Theoretical study on the kinetic control mechanism of ESIPT for the photocyclization of diarylethylethene derivatives

Multifunctional photochromic diarylethylethene derivatives have attracted much attention from researchers due to their unique physicochemical properties originated from photocyclization. Yu et al. synthesized a terthiazolebased diarylethenes (ap-P) featuring intramolecular hydrogen bonds in experiment. They supposed that there was a competitive relationship between photocyclization and excited-state intramolecular proton transfer (ESIPT). To gain deeply insight into the connection between two reactions, the geometry optimization, the calculation of electron spectra, and the construction of minimum energy paths of ESIPT and cyclization were carried out under solvent and gas phases.

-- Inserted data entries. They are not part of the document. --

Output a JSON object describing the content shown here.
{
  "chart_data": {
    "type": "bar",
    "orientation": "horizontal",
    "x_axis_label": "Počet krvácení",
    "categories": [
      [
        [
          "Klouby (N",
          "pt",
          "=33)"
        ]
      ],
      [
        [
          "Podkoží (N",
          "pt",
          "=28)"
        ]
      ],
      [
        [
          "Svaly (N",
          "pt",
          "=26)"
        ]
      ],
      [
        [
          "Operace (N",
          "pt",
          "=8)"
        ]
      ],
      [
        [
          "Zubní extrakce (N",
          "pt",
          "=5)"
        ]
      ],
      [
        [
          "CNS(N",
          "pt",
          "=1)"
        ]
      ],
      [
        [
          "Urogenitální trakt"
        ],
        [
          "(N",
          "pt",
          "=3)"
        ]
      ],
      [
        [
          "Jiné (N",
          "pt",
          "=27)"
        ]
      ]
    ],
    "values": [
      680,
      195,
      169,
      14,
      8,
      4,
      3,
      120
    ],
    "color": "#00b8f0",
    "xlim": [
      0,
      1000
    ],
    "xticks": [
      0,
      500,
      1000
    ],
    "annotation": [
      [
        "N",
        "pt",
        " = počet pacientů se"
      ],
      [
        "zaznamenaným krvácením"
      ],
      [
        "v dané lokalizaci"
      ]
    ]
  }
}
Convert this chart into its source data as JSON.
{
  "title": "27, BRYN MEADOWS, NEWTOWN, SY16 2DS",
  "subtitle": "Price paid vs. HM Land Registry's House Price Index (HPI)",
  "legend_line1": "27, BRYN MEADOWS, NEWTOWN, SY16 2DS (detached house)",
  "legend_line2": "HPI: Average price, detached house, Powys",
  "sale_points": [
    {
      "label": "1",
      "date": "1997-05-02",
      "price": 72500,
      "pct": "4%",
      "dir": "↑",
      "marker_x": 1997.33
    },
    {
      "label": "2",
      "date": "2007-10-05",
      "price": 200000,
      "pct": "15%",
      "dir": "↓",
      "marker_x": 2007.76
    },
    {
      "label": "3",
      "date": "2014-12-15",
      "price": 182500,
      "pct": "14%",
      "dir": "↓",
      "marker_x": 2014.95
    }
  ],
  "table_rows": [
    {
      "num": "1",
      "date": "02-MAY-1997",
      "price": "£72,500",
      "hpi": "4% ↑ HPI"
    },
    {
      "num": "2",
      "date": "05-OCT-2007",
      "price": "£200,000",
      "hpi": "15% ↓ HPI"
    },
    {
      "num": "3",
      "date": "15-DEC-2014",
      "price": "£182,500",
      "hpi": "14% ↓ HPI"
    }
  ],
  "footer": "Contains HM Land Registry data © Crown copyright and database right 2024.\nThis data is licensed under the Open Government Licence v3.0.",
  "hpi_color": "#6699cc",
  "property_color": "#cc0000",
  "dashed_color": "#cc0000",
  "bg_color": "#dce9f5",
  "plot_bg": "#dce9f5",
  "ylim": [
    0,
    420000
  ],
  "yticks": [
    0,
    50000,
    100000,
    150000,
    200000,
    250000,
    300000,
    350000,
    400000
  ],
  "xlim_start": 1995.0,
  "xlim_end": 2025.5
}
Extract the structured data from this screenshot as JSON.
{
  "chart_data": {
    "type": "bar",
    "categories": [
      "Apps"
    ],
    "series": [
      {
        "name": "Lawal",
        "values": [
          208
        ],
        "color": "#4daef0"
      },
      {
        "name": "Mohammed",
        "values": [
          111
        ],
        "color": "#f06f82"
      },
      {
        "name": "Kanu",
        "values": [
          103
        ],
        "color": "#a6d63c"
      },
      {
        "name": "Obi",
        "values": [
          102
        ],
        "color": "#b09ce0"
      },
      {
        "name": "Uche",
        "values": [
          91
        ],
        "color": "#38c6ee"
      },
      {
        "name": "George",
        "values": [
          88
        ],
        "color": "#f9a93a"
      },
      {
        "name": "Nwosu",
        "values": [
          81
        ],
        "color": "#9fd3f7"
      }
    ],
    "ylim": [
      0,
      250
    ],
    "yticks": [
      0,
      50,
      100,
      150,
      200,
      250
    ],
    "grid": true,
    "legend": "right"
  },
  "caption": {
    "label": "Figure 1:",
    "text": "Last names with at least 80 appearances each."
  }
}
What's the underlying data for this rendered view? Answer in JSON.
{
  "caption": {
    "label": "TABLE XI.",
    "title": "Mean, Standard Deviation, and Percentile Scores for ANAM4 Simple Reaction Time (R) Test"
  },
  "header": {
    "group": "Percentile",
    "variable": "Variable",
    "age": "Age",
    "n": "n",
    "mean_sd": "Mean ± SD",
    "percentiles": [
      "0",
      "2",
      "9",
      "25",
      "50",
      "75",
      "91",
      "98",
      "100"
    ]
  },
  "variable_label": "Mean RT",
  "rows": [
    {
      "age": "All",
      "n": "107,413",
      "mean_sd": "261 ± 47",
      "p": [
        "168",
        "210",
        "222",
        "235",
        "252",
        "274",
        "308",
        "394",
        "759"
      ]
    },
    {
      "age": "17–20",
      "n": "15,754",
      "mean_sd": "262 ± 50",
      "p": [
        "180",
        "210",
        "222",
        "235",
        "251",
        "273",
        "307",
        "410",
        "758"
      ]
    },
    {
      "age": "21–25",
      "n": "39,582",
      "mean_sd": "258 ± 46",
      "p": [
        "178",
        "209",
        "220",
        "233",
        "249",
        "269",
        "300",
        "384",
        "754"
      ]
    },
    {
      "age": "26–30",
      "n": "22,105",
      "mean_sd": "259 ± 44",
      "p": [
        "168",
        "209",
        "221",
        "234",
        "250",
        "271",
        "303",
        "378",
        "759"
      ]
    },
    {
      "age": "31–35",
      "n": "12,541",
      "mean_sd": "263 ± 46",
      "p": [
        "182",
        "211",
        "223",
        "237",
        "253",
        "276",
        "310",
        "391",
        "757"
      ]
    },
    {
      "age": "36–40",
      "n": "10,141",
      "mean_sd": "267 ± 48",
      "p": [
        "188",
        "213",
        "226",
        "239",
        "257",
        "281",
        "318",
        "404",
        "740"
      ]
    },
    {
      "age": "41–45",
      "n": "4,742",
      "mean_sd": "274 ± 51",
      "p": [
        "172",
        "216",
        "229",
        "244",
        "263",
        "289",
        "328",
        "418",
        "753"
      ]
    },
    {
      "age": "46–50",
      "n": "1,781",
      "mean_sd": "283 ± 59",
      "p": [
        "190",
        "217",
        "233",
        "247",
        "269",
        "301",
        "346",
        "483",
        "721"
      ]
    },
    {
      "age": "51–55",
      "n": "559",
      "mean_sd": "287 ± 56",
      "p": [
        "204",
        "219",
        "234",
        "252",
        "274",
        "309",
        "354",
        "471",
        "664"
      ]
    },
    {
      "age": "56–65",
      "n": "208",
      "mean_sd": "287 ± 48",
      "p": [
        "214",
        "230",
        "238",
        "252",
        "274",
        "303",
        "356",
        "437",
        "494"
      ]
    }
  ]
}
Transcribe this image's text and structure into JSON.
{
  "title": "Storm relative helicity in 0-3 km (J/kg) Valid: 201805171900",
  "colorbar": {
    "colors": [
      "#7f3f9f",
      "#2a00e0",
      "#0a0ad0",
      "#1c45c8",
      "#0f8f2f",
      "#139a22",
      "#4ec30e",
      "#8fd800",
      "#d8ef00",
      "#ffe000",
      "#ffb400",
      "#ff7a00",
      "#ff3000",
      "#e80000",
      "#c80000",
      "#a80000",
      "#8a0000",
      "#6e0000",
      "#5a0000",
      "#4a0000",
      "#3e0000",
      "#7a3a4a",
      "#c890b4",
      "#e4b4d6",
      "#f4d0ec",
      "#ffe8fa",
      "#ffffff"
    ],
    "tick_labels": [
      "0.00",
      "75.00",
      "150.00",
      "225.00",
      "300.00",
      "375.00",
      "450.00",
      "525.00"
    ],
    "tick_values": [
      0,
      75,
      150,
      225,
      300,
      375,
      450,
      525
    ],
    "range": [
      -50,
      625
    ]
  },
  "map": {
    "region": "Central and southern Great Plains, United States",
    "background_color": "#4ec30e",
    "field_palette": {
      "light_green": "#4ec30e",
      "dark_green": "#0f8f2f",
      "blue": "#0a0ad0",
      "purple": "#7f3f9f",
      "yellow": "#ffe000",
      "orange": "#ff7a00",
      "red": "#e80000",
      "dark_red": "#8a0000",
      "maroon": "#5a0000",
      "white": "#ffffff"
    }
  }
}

These studied were based on closed shell and unrestricted open shell density functional theory, as well as other quantum chemistry methods. Moreover, qualitative and quantitative analyses of the electron structure revealed that the competition between two reactions is fundamentally driven by changes in aromaticity and electron delocalization. Furthermore, it was theoretically proved that the regulation of ESIPT is realized by changing environmental parameters, leading to a novel method for precise control of photocyclization reaction. It is expected to provide theoretical guidance and prediction for the flexible application of multifunctional photochromic molecular switches in photoelectric materials, biomedicine and other fields.